Enables exporting of logs from the Kubernetes control plane to Amazon CloudWatch Logs. By default, logs from the cluster control plane are not exported to CloudWatch Logs. The valid log types are api, audit, authenticator, controllerManager, and scheduler.

_Required_: No

_Type_: List of String

_Update requires_: [No interruption](https://docs.aws.amazon.com/AWSCloudFormation/latest/UserGuide/using-cfn-updating-stacks-update-behaviors.html#update-no-interrupt)

#### EncryptionConfig

Encryption configuration for the cluster.

_Required_: No

_Type_: List of <a href="encryptionconfigentry.md">EncryptionConfigEntry</a>

_Update requires_: [No interruption](https://docs.aws.amazon.com/AWSCloudFormation/latest/UserGuide/using-cfn-updating-stacks-update-behaviors.html#update-no-interrupt)

#### KubernetesApiAccess

_Required_: No

_Type_: <a href="kubernetesapiaccess.md">KubernetesApiAccess</a>

_Update requires_: [No interruption](https://docs.aws.amazon.com/AWSCloudFormation/latest/UserGuide/using-cfn-updating-stacks-update-behaviors.html#update-no-interrupt)

#### Tags

_Required_: No

_Type_: List of List of <a href="tags.md">Tags</a>

_Update requires_: [No interruption](https://docs.aws.amazon.com/AWSCloudFormation/latest/UserGuide/using-cfn-updating-stacks-update-behaviors.html#update-no-interrupt)

## Return Values

### Ref

When you pass the logical ID of this resource to the intrinsic `Ref` function, Ref returns the Name.

### Fn::GetAtt

The `Fn::GetAtt` intrinsic function returns a value for a specified attribute of this type. The following are the available attributes and sample return values.

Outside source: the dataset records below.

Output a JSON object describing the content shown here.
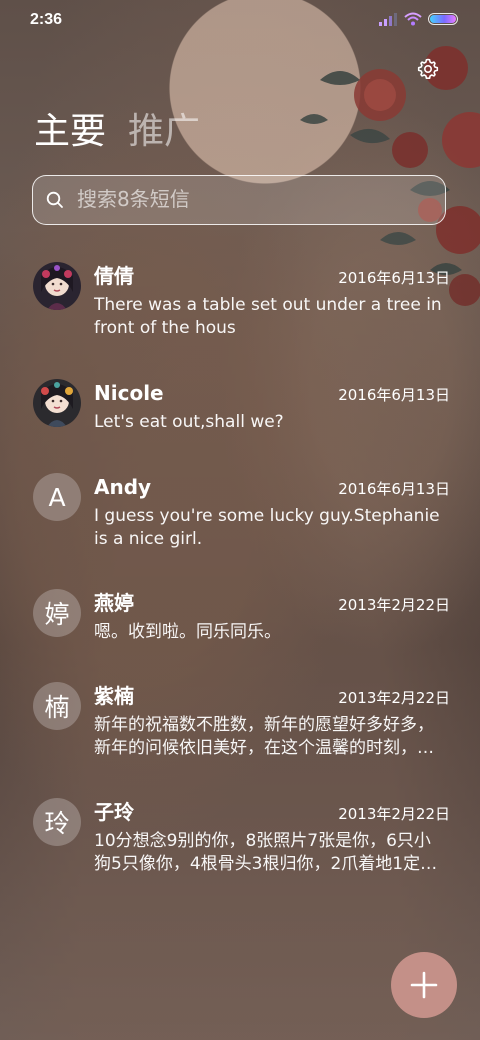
{
  "status_bar": {
    "time": "2:36",
    "battery_level": 1.0,
    "icons": [
      "signal-icon",
      "wifi-icon",
      "battery-icon"
    ]
  },
  "header": {
    "settings_icon": "gear-icon",
    "tabs": [
      {
        "label": "主要",
        "active": true
      },
      {
        "label": "推广",
        "active": false
      }
    ]
  },
  "search": {
    "placeholder": "搜索8条短信",
    "value": "",
    "icon": "search-icon"
  },
  "conversations": [
    {
      "avatar_type": "photo",
      "avatar_letter": "",
      "name": "倩倩",
      "date": "2016年6月13日",
      "preview": "There was a table set out under a tree in front of the hous"
    },
    {
      "avatar_type": "photo",
      "avatar_letter": "",
      "name": "Nicole",
      "date": "2016年6月13日",
      "preview": "Let's eat out,shall we?"
    },
    {
      "avatar_type": "letter",
      "avatar_letter": "A",
      "name": "Andy",
      "date": "2016年6月13日",
      "preview": "I guess you're some lucky guy.Stephanie is a nice girl."
    },
    {
      "avatar_type": "letter",
      "avatar_letter": "婷",
      "name": "燕婷",
      "date": "2013年2月22日",
      "preview": "嗯。收到啦。同乐同乐。"
    },
    {
      "avatar_type": "letter",
      "avatar_letter": "楠",
      "name": "紫楠",
      "date": "2013年2月22日",
      "preview": "新年的祝福数不胜数，新年的愿望好多好多，新年的问候依旧美好，在这个温馨的时刻，…"
    },
    {
      "avatar_type": "letter",
      "avatar_letter": "玲",
      "name": "子玲",
      "date": "2013年2月22日",
      "preview": "10分想念9别的你，8张照片7张是你，6只小狗5只像你，4根骨头3根归你，2爪着地1定是…"
    }
  ],
  "fab": {
    "icon": "plus-icon",
    "color": "#c49088"
  },
  "colors": {
    "battery_gradient": [
      "#45d2ff",
      "#7a6bff",
      "#e77cff"
    ],
    "signal_active": "#c9a0ff",
    "wifi": "#d7a0ff"
  }
}
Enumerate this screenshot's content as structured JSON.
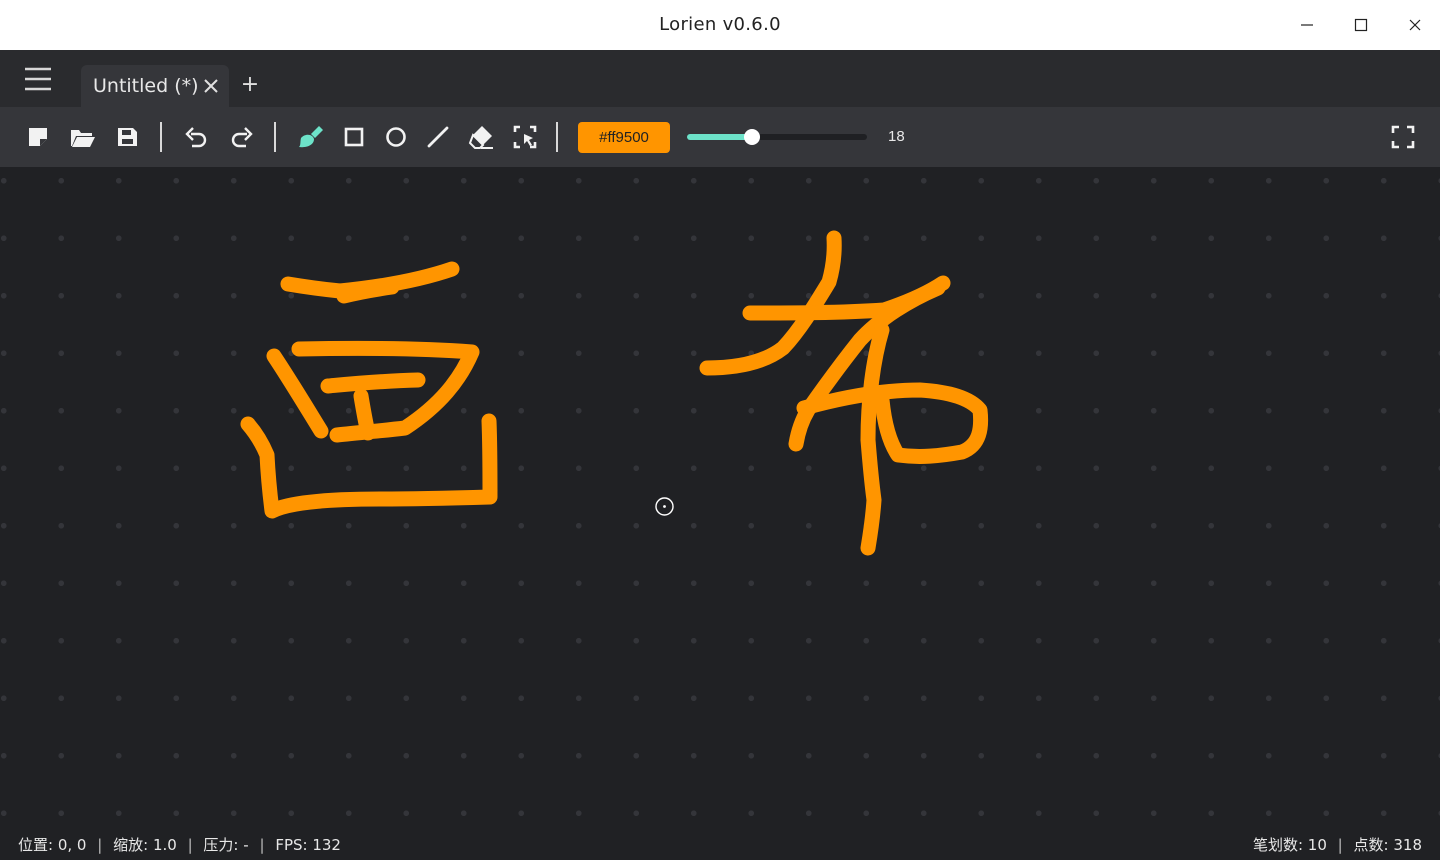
{
  "window": {
    "title": "Lorien v0.6.0"
  },
  "tabs": [
    {
      "label": "Untitled (*)",
      "active": true
    }
  ],
  "new_tab_label": "+",
  "toolbar": {
    "buttons": [
      "new-file-icon",
      "open-folder-icon",
      "save-icon",
      "undo-icon",
      "redo-icon",
      "brush-icon",
      "rectangle-icon",
      "circle-icon",
      "line-icon",
      "eraser-icon",
      "selection-icon",
      "fullscreen-icon"
    ],
    "active_tool": "brush",
    "color": "#ff9500",
    "color_label": "#ff9500",
    "slider_color": "#6de3c9",
    "brush_size_fraction": 0.36,
    "brush_size_label": "18"
  },
  "canvas": {
    "stroke_color": "#ff9500",
    "background": "#202124"
  },
  "status": {
    "position_label": "位置:",
    "position_value": "0, 0",
    "zoom_label": "缩放:",
    "zoom_value": "1.0",
    "pressure_label": "压力:",
    "pressure_value": "-",
    "fps_label": "FPS:",
    "fps_value": "132",
    "strokes_label": "笔划数:",
    "strokes_value": "10",
    "points_label": "点数:",
    "points_value": "318"
  }
}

For more information about using the `Fn::GetAtt` intrinsic function, see [Fn::GetAtt](https://docs.aws.amazon.com/AWSCloudFormation/latest/UserGuide/intrinsic-function-reference-getatt.html).

#### Arn

ARN of the cluster (e.g., `arn:aws:eks:us-west-2:666666666666:cluster/prod`).

#### Endpoint

Endpoint for your Kubernetes API server (e.g., https://5E1D0CEXAMPLEA591B746AFC5AB30262.yl4.us-west-2.eks.amazonaws.com).

#### ClusterSecurityGroupId

Security group that was created by Amazon EKS for your cluster. Managed-node groups use this security group for control-plane-to-data-plane communications.

#### CertificateAuthorityData

Certificate authority data for your cluster.

#### EncryptionConfigKeyArn

ARN or alias of the customer master key (CMK).

#### OIDCIssuerURL

Issuer URL for the OpenID Connect identity provider.